On 1/2/2012 1:21 PM, Ray wrote:
> dpb <
no...@non.net> wrote in message <jdstj9$jqp$
1...@speranza.aioe.org>...
>> Where did this "mentioned file" come from? Is it externally generated?
>
> First of all, thanks for the very useful help and input ;)
> It is a matrix (and the other one is an array) filled with
> molefractions, energy values and molar weights, all put in vectors of 8
> elements. ...
> thought it would be better to precalculate all possible output values
> for all possible input values so that the answers would only have to be
> retrieved from a matlab datafile (an array, a mat file, a binary file,
> whatever is the fastest).
>
>> If so, and you're adamant about returning it by row record, write it
>> that way in the first place--it's the only sane way to attack the
>> problem.
> Sorry, but what exactly do you mean by 'writing something in a row
> record'? I thought making it a matrix was the most 'rowy' it can get?
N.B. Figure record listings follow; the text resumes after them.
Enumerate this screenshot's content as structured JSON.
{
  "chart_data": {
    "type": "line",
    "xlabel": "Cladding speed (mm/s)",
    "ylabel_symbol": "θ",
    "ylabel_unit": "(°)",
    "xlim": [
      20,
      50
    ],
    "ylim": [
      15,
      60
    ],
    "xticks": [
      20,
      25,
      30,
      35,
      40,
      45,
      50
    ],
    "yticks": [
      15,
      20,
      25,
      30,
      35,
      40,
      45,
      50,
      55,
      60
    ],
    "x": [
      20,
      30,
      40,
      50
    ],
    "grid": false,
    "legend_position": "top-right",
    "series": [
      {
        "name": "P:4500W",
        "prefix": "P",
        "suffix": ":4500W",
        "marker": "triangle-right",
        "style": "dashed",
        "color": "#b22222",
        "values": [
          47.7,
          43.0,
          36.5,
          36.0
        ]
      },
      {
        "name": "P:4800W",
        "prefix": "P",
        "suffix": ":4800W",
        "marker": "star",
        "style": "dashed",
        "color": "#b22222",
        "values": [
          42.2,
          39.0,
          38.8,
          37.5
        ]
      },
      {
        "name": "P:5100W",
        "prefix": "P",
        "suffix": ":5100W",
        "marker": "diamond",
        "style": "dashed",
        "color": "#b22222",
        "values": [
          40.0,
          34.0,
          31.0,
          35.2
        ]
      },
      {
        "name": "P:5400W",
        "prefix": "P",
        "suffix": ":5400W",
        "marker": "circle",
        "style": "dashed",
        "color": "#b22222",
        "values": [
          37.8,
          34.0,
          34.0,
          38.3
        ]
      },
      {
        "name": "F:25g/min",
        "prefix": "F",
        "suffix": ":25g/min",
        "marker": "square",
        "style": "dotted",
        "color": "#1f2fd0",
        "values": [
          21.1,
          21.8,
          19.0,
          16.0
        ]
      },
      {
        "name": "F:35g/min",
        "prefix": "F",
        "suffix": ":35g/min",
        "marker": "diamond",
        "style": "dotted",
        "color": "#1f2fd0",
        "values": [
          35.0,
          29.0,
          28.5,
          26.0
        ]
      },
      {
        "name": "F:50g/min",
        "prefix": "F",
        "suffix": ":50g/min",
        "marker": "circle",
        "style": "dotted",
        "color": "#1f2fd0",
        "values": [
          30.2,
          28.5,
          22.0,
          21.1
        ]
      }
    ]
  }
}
Or
> are you referring to the array?
I'm talking about your original post wherein you wrote a matrix (which
is column major) then tried to read it in row-major order by
manipulating offsets within the file.
You noted you could have transposed the matrix on write to put it in
that order but for some reason didn't want to. The point is, if you're
adamant about retrieving it in that order in pieces, the only possible
solution w/ any chance of any performance at all is to output it in the
same order in which you will want to read it.
>
>> But, even if that individual record is returned that way, it will have
>> poor overall performance because you'll be returning tiny little more
>> or less random sections of the file and running the disk heads all
>> over creation on every access, wiping cache and just killing any
>> chance of decent throughput.
> Okay, I see your point.
OK, beginning to get over our "failure to communicate"... :)
>> As IA says, read the file and do the retrieval in memory instead.
> Actually, I have tried this already but failed..
...
> ... I can't get a
> function to put something into the memory the first time so that it is
> still available the next time the same function is called. The function
> puts the thing into the memory, does its thing and then forgets
> everything when the function ends. I have used 'global' and 'persistent'
> commands, but nothing works. I really do not know of a way to make
> something stick into the base memory from within a called function
> (whithout ever using the command line or something).
...
> function loadC
if exist('C','var') == 0,
disp('C not loaded into base memory yet!');
global C;
load arrayC.mat % just a file with data
end
>
> % do something funky with the data
> C{1,3}+2
>
> end
>
> The variable C never shows up in the workspace.
Of course not, Matlab (like most modern languages) has function scope
and lifetime.
You haven't created a global variable C in the workspace if this is all
you have done. That would be one solution altho and one place where
global data wouldn't be all bad but it's still not what I'd choose as
the first solution.
In the main routine when you start the Matlab program just do
load arrayC.mat;
and you will have the data in the base workspace. Then, assuming the
above .mat file contains only an array 'C' that will be the name and
when you call whatever functions you need from the main script, simply
pass C to those functions which need it. Matlab is smart and will not
make needless copies so there's no additional memory or performance
issues to worry about.
The alternative is in the main routine to do sorta' as you did above and say
global C
load arrayC.mat;
then add global c into each function that needs access to it. You begin
to see already the problems global raises; you have to keep dragging the
definitions around to ensure you don't have a local variable C instead
of the global one and if you accidently do something to it in one of
these functions you've done it everywhere making debugging tough.
All in all, I'd recommend the non-global solution.